In re the Arbitration between New York Mirror & Potoker

BoteiN, P. J.

(concurring). The question presented here is not whether these photographers are employees within the contemplation of the tangled laws of master and servant, but whether they are “ employees ” within the contemplation of section 3 of the collective bargaining agreement. Their status under the contract, and not their common-law or statutory status, determines whether they are touched by this agreement. For example, the draftsmen could have embraced independent *431free-lance photographers within the term £ ‘ employee ’ ’, and in such event, they would he covered by the terms of the agreement. Similarly, such indubitable employees as salaried lithographers and pressmen could be expressly excluded from the operation of the contract’s provisions.

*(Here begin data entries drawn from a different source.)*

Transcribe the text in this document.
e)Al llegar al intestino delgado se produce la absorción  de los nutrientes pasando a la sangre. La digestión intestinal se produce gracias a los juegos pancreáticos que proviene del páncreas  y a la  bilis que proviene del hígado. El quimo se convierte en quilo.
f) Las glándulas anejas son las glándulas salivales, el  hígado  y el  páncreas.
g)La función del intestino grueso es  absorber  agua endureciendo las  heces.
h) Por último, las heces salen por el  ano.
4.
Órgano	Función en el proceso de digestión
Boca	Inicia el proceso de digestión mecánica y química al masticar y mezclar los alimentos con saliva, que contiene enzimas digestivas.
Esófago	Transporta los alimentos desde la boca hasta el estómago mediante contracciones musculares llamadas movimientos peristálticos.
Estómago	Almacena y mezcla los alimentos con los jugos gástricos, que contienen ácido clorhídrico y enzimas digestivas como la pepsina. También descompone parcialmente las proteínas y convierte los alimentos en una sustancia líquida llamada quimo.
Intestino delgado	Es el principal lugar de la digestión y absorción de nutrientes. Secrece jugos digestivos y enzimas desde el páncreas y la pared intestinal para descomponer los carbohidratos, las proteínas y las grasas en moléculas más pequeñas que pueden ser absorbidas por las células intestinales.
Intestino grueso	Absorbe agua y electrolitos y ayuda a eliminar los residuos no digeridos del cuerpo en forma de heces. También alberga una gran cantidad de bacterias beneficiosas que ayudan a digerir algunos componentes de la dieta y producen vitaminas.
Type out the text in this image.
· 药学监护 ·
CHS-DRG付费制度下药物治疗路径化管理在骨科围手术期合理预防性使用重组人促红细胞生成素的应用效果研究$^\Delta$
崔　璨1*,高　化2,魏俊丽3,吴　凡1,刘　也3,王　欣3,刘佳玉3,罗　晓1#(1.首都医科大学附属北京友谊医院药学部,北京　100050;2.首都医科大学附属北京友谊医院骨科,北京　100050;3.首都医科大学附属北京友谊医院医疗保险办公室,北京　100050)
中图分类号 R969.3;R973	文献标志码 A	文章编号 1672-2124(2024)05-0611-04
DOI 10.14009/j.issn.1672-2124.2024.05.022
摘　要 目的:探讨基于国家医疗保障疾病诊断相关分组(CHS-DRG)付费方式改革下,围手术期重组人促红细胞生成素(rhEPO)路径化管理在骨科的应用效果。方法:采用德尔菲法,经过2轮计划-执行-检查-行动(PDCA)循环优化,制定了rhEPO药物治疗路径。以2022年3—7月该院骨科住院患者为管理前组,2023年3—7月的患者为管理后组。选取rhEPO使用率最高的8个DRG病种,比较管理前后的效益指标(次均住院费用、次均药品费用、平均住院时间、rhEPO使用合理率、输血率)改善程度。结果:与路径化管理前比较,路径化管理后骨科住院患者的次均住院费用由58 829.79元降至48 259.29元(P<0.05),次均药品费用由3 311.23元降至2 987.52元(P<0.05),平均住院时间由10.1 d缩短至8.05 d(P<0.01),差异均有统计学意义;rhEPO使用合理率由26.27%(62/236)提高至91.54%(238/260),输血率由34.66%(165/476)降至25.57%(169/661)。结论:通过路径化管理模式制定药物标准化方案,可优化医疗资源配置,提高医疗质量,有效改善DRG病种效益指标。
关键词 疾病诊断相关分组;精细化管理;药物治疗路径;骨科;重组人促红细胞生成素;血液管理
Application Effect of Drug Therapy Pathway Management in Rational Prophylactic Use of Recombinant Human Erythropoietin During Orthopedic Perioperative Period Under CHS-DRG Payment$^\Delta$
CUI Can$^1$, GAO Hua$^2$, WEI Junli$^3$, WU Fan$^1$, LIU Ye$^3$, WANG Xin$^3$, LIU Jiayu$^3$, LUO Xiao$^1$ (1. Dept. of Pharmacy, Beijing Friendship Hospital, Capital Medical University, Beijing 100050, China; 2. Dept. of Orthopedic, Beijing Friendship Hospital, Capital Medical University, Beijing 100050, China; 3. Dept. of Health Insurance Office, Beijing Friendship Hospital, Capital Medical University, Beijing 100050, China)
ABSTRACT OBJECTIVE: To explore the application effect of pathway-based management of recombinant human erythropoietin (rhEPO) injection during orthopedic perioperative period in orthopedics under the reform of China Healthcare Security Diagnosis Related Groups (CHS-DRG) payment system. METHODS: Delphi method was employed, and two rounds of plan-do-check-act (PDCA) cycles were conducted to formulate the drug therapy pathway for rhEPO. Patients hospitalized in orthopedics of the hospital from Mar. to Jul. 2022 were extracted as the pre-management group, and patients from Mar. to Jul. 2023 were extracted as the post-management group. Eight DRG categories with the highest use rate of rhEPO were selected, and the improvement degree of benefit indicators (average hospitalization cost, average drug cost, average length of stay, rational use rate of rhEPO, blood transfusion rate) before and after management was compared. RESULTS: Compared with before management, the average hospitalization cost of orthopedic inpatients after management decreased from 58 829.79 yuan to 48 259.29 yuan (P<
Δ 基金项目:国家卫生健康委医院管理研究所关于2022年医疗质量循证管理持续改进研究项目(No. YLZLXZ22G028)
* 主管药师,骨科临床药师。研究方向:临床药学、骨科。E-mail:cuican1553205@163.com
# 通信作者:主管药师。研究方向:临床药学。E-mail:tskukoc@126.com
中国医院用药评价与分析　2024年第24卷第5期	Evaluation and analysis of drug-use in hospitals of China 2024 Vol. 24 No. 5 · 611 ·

The parties, however, went to some pains specifically to exclude persons performing the work of the photographers involved in this application. They skillfully sought to avoid any future involvement in the employee-independent contractor maze by the simple and direct expedient of delimiting the categories of employees under the contract—so that the term ‘ ‘ employee ’ ’ clearly and unequivocally excluded persons doing the type of work performed by these photographers. The draftsmen accomplished their purpose so well that the seven persons involved herein are excluded “ from the application of this agreement ” as effectively as though they were photographers working for the London Times.

The dispute is not referable to the contract, and arbitration should not lie.